Sunday, February 4,2007 00:00
by Dominic Moran
president Mubarak recently instigated the passing of 34 amendments to the Egyptian constitution as his ruling NDP seeks to regain political ground lost to the Muslim Brotherhood. ISN Security Watch discusses the changes with Egyptian political analysts.
Egyptian President Hosni Mubarak, December 2003 (Ricardo StuckertABr)


Egypt’s lower legislative house, the People’s Assembly, recently gave its initial approval to 34 constitutional changes, as the government of President Hosni Mubarak seeks to respond to the rise of the Muslim Brotherhood and collapse of secular opposition parties.
While many of the proposed constitutional changes are purely technical, several appear designed to extend the power of parliament by giving it a greater say in policy formation and on the state budget. The legislature will be able to vote no confidence in the government, while the prime minister is to serve as acting premier in the event of the president’s sudden demise or incapacitation.
Other changes are designed to encourage the formation of political parties and to limit the number of independents in parliament.

"Some additions are meaningful in theory but may come to be much less than meaningful when viewed in actuality, such as increased power for the parliament," the director of the state-funded Al Ahram Center for Political and Strategic Studies, Dr Mohamed Kadri Said, told ISN Security Watch.
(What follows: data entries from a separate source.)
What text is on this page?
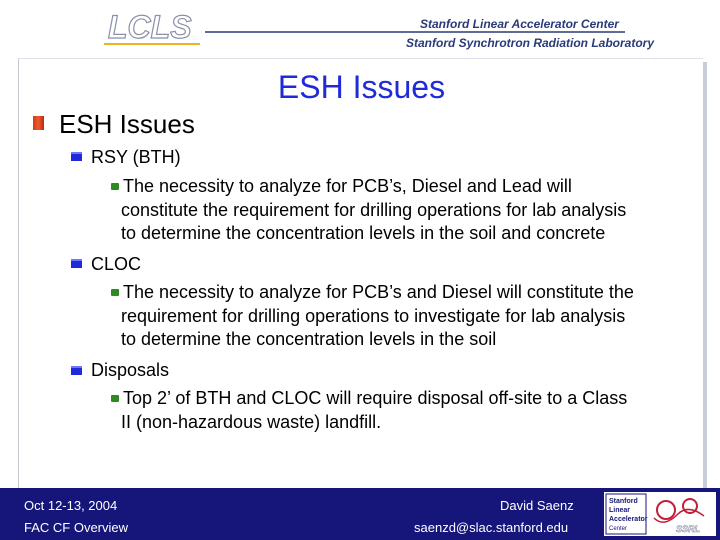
LCLS	Stanford Linear Accelerator Center
Stanford Synchrotron Radiation Laboratory
ESH Issues
ESH Issues
RSY (BTH)
The necessity to analyze for PCB’s, Diesel and Lead will
constitute the requirement for drilling operations for lab analysis
to determine the concentration levels in the soil and concrete
CLOC
The necessity to analyze for PCB’s and Diesel will constitute the
requirement for drilling operations to investigate for lab analysis
to determine the concentration levels in the soil
Disposals
Top 2’ of BTH and CLOC will require disposal off-site to a Class
II (non-hazardous waste) landfill.
Oct 12-13, 2004
FAC CF Overview
David Saenz
saenzd@slac.stanford.edu
Stanford
Linear
Accelerator
Center	SSRL
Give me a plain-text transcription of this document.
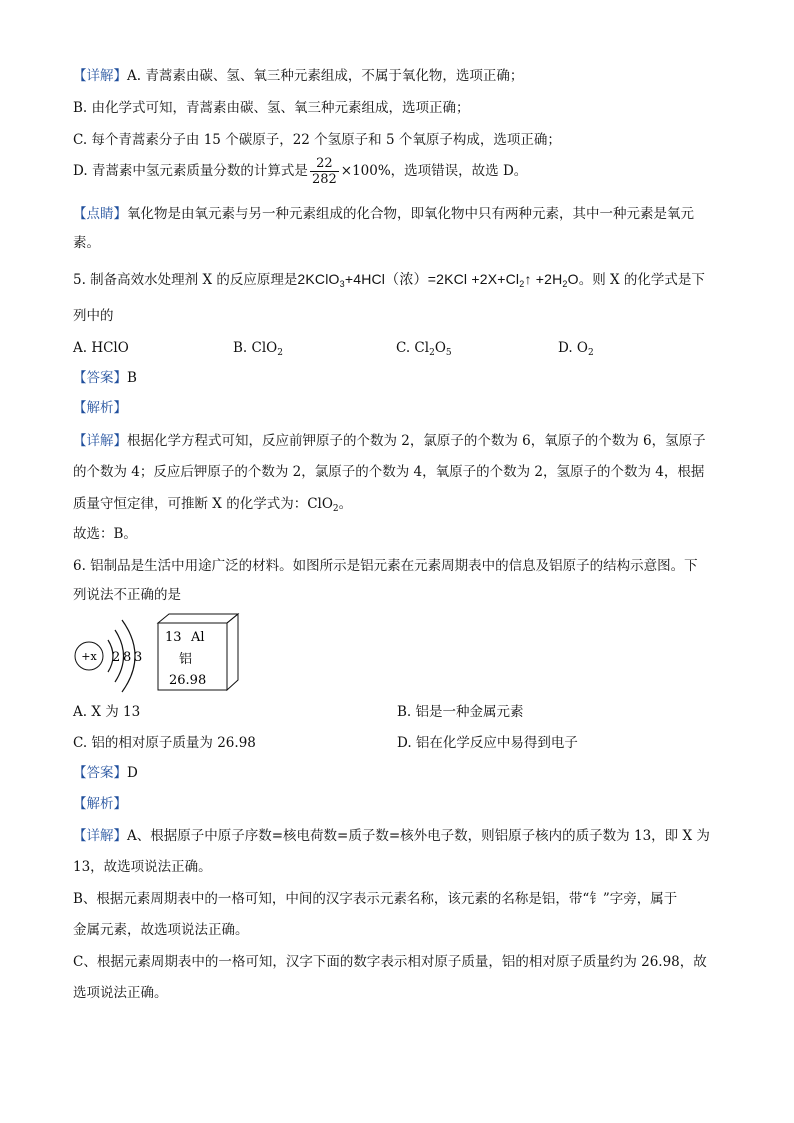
【详解】A. 青蒿素由碳、氢、氧三种元素组成，不属于氧化物，选项正确；
B. 由化学式可知，青蒿素由碳、氢、氧三种元素组成，选项正确；
C. 每个青蒿素分子由 15 个碳原子，22 个氢原子和 5 个氧原子构成，选项正确；
D. 青蒿素中氢元素质量分数的计算式是 $\frac{22}{282} \times 100\%$，选项错误，故选 D。
【点睛】氧化物是由氧元素与另一种元素组成的化合物，即氧化物中只有两种元素，其中一种元素是氧元
素。
5. 制备高效水处理剂 X 的反应原理是2KClO$_3$+4HCl（浓）$=2KCl +2X+Cl_2↑ +2H_2O$。则 X 的化学式是下
列中的
A. HClO	B. ClO$_2$	C. $Cl_2O_5$	D. $O_2$
【答案】B
【解析】
【详解】根据化学方程式可知，反应前钾原子的个数为 2，氯原子的个数为 6，氧原子的个数为 6，氢原子
的个数为 4；反应后钾原子的个数为 2，氯原子的个数为 4，氧原子的个数为 2，氢原子的个数为 4，根据
质量守恒定律，可推断 X 的化学式为：ClO$_2$。
故选：B。
6. 铝制品是生活中用途广泛的材料。如图所示是铝元素在元素周期表中的信息及铝原子的结构示意图。下
列说法不正确的是
+x 2 8 3
13 Al
铝
26.98
A. X 为 13	B. 铝是一种金属元素
C. 铝的相对原子质量为 26.98	D. 铝在化学反应中易得到电子
【答案】D
【解析】
【详解】A、根据原子中原子序数=核电荷数=质子数=核外电子数，则铝原子核内的质子数为 13，即 X 为
13，故选项说法正确。
B、根据元素周期表中的一格可知，中间的汉字表示元素名称，该元素的名称是铝，带“钅”字旁，属于
金属元素，故选项说法正确。
C、根据元素周期表中的一格可知，汉字下面的数字表示相对原子质量，铝的相对原子质量约为 26.98，故
选项说法正确。
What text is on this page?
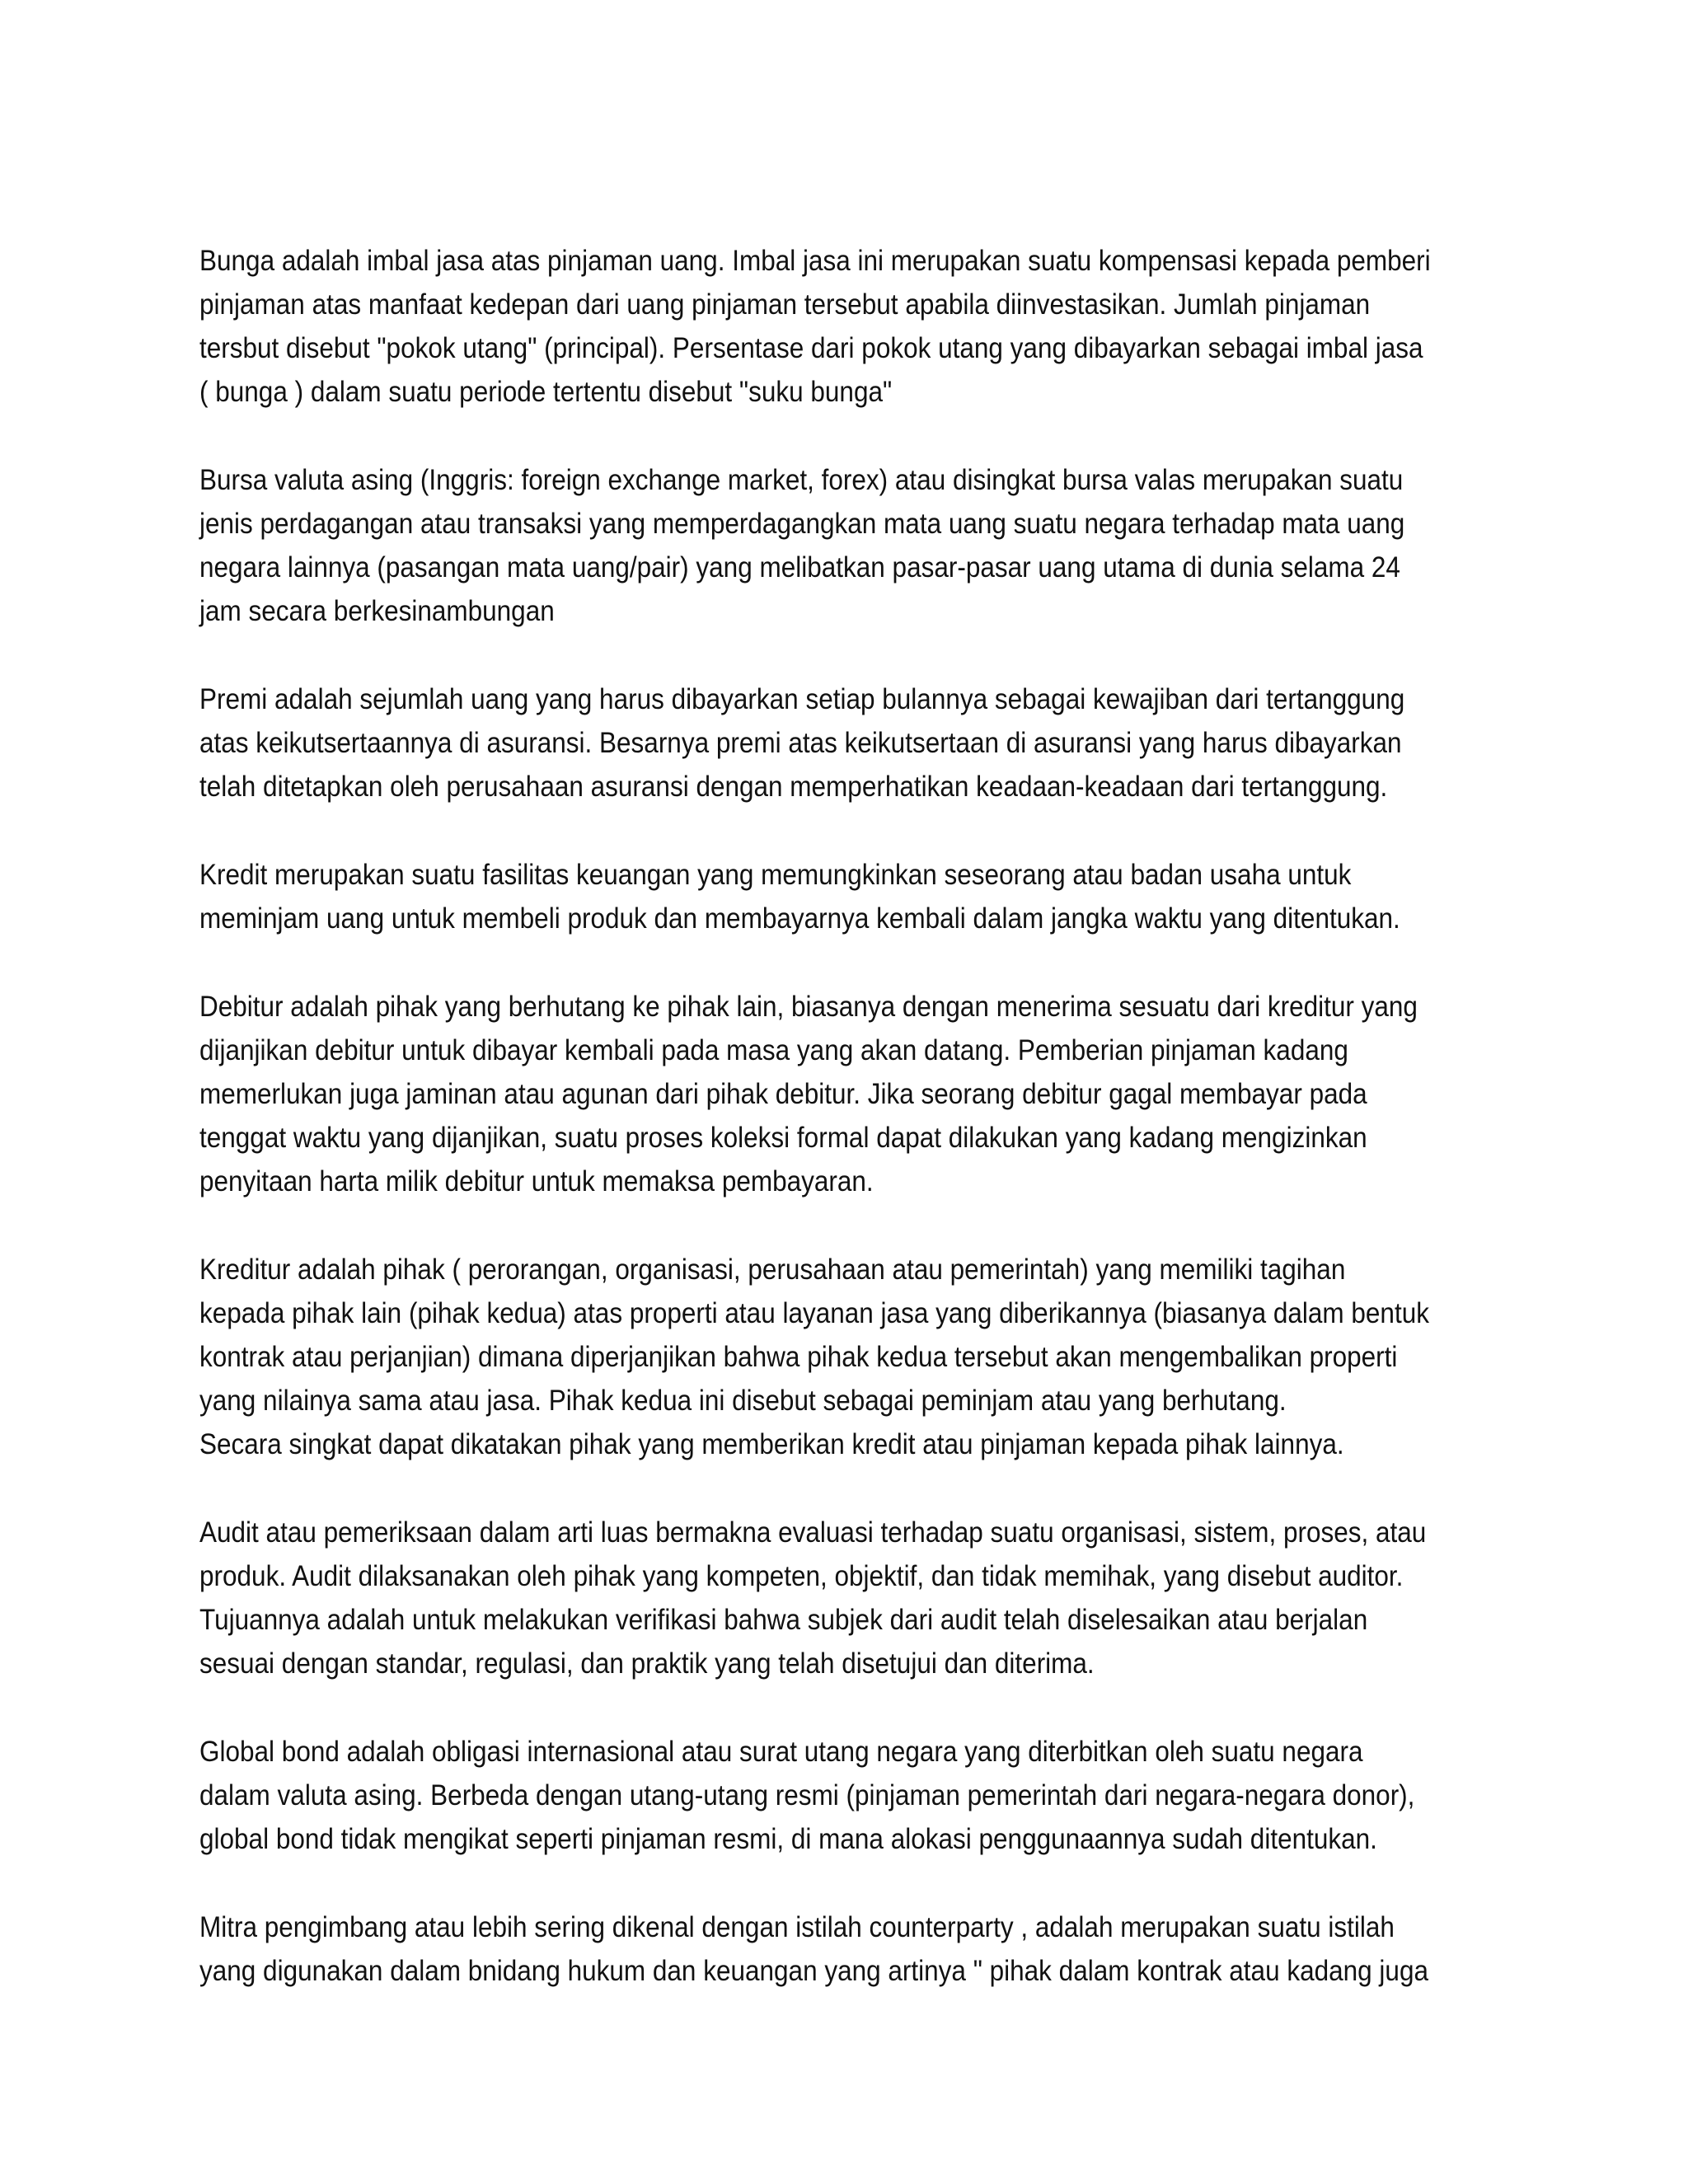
Bunga adalah imbal jasa atas pinjaman uang. Imbal jasa ini merupakan suatu kompensasi kepada pemberi
pinjaman atas manfaat kedepan dari uang pinjaman tersebut apabila diinvestasikan. Jumlah pinjaman
tersbut disebut "pokok utang" (principal). Persentase dari pokok utang yang dibayarkan sebagai imbal jasa
( bunga ) dalam suatu periode tertentu disebut "suku bunga"

Bursa valuta asing (Inggris: foreign exchange market, forex) atau disingkat bursa valas merupakan suatu
jenis perdagangan atau transaksi yang memperdagangkan mata uang suatu negara terhadap mata uang
negara lainnya (pasangan mata uang/pair) yang melibatkan pasar-pasar uang utama di dunia selama 24
jam secara berkesinambungan

Premi adalah sejumlah uang yang harus dibayarkan setiap bulannya sebagai kewajiban dari tertanggung
atas keikutsertaannya di asuransi. Besarnya premi atas keikutsertaan di asuransi yang harus dibayarkan
telah ditetapkan oleh perusahaan asuransi dengan memperhatikan keadaan-keadaan dari tertanggung.

Kredit merupakan suatu fasilitas keuangan yang memungkinkan seseorang atau badan usaha untuk
meminjam uang untuk membeli produk dan membayarnya kembali dalam jangka waktu yang ditentukan.

Debitur adalah pihak yang berhutang ke pihak lain, biasanya dengan menerima sesuatu dari kreditur yang
dijanjikan debitur untuk dibayar kembali pada masa yang akan datang. Pemberian pinjaman kadang
memerlukan juga jaminan atau agunan dari pihak debitur. Jika seorang debitur gagal membayar pada
tenggat waktu yang dijanjikan, suatu proses koleksi formal dapat dilakukan yang kadang mengizinkan
penyitaan harta milik debitur untuk memaksa pembayaran.

Kreditur adalah pihak ( perorangan, organisasi, perusahaan atau pemerintah) yang memiliki tagihan
kepada pihak lain (pihak kedua) atas properti atau layanan jasa yang diberikannya (biasanya dalam bentuk
kontrak atau perjanjian) dimana diperjanjikan bahwa pihak kedua tersebut akan mengembalikan properti
yang nilainya sama atau jasa. Pihak kedua ini disebut sebagai peminjam atau yang berhutang.
Secara singkat dapat dikatakan pihak yang memberikan kredit atau pinjaman kepada pihak lainnya.

Audit atau pemeriksaan dalam arti luas bermakna evaluasi terhadap suatu organisasi, sistem, proses, atau
produk. Audit dilaksanakan oleh pihak yang kompeten, objektif, dan tidak memihak, yang disebut auditor.
Tujuannya adalah untuk melakukan verifikasi bahwa subjek dari audit telah diselesaikan atau berjalan
sesuai dengan standar, regulasi, dan praktik yang telah disetujui dan diterima.

Global bond adalah obligasi internasional atau surat utang negara yang diterbitkan oleh suatu negara
dalam valuta asing. Berbeda dengan utang-utang resmi (pinjaman pemerintah dari negara-negara donor),
global bond tidak mengikat seperti pinjaman resmi, di mana alokasi penggunaannya sudah ditentukan.

Mitra pengimbang atau lebih sering dikenal dengan istilah counterparty , adalah merupakan suatu istilah
yang digunakan dalam bnidang hukum dan keuangan yang artinya " pihak dalam kontrak atau kadang juga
The secretary-general of the Egyptian Greens, Mohamed Awad, added that proposed changes to the writ of the bicameral legislature’s upper house, the Shura Council, are likely to strip both it and the People’s Assembly of the final say on contentious legislature.
The government is saying "that they should give the Shura Council legislative competence," Awad said, "They forget that if the Shura Council has some powers of legislation, with the parliament, it means that the president would have the right in the case of contradictions between the two councils to judge between them. That is more power to the president, not decreasing [his] power."
If this occurs, the Shura Council would likely lose its role as arbiter of the constitutionality of proposed legislation, he argued.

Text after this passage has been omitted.